The projection follows the Trump administration’s sweeping move to eliminate over 80% of U.S. humanitarian programs under the U.S. Agency for International Development (USAID). Secretary of State Marco Rubio confirmed the cuts in March, stating that remaining aid efforts would be transferred to the State Department for “more effective oversight.”

The study analyzed two decades of health outcomes across 133 countries. It concluded that USAID programs saved 91 million lives between 2001 and 2021. Researchers modeled future scenarios using the 83% reduction figure announced earlier this year and found that without urgent reversal, millions of vulnerable lives could be lost.

“For many low-income countries, the effect will feel like a global pandemic or war,” said Davide Rasella, one of the study’s co-authors, in a statement. He warned that halting aid “threatens to undo 20 years of health gains.”

The findings come amid a high-stakes UN humanitarian summit in Seville, Spain, where global leaders are discussing emergency funding for threatened aid programs. This is the largest international aid conference in a decade.

The U.S. has long been the largest single donor of humanitarian assistance, working in over 60 countries. The current administration has accused USAID of funding liberal-leaning initiatives and has shifted aid priorities under the influence of former presidential adviser Elon Musk, who championed sharp cost-cutting measures across federal agencies.

Though the administration says about 1,000 programs will remain intact, on-the-ground conditions in countries like Kenya suggest the situation is dire.

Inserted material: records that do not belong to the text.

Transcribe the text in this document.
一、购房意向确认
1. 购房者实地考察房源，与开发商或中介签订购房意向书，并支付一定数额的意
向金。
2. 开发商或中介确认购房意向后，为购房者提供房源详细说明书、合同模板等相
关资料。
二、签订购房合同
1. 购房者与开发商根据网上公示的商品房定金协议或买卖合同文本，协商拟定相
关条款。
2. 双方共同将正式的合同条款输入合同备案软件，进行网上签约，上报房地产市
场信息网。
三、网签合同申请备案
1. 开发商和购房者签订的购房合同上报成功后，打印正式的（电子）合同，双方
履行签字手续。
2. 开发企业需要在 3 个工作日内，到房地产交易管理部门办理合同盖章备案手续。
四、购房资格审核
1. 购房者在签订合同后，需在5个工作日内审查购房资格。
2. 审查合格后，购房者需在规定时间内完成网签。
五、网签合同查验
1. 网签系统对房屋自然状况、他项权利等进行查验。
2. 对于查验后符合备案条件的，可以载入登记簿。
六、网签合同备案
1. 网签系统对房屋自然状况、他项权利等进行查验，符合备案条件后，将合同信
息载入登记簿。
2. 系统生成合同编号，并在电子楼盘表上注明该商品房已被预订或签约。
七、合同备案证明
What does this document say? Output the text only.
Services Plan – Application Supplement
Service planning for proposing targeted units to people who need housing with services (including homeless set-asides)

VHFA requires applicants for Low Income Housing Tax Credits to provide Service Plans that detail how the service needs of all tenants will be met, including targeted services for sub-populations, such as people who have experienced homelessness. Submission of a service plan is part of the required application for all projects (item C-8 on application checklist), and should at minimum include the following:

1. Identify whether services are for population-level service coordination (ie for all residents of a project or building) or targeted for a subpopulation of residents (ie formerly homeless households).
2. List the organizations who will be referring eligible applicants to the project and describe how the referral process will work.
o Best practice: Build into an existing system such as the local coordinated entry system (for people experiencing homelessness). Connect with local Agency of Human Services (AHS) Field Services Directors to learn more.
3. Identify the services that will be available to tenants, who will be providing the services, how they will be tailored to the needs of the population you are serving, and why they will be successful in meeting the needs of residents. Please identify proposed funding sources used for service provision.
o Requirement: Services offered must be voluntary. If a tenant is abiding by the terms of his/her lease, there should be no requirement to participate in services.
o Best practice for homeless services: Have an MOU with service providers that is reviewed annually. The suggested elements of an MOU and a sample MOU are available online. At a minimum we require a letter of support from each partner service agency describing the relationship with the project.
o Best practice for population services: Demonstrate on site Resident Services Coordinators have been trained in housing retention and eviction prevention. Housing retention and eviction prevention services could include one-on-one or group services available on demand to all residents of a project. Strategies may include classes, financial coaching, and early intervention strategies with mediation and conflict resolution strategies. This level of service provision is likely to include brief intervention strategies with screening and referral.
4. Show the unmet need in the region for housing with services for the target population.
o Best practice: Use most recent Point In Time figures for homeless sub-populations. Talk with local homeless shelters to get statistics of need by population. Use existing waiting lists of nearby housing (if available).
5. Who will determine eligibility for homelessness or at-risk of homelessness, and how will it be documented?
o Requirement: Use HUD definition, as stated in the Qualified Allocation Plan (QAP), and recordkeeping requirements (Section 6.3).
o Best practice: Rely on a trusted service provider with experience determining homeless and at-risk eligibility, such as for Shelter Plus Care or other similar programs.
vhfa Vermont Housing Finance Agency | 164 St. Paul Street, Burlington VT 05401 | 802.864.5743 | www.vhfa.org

At refugee camps in Kakuma, in northwestern Kenya, UN workers have reported record-low food rations after U.S. funds were pulled. One official described the conditions as “people slowly starving.” At a local hospital, journalists documented cases of malnourished children, including an infant who was visibly weak and suffering from skin peeling signs of acute nutritional deficiency.

Despite the administration’s defense of the cuts, the numbers presented in the report paint a stark picture. If trends continue, over 4.5 million children under five could die from causes tied to the loss of U.S.-funded health interventions, averaging 700,000 child deaths annually over the next five years.

While the Trump administration insists the cuts are part of an effort to restructure foreign assistance, international health experts caution that lives are at stake.

“Redirecting aid without replacing its life-saving functions will lead to widespread loss of life. The evidence is clear,” said one researcher involved in the analysis.

As world leaders debate next steps in Seville, the future of global health support from the U.S. remains uncertain, and the stakes for the world’s poorest communities continue to rise.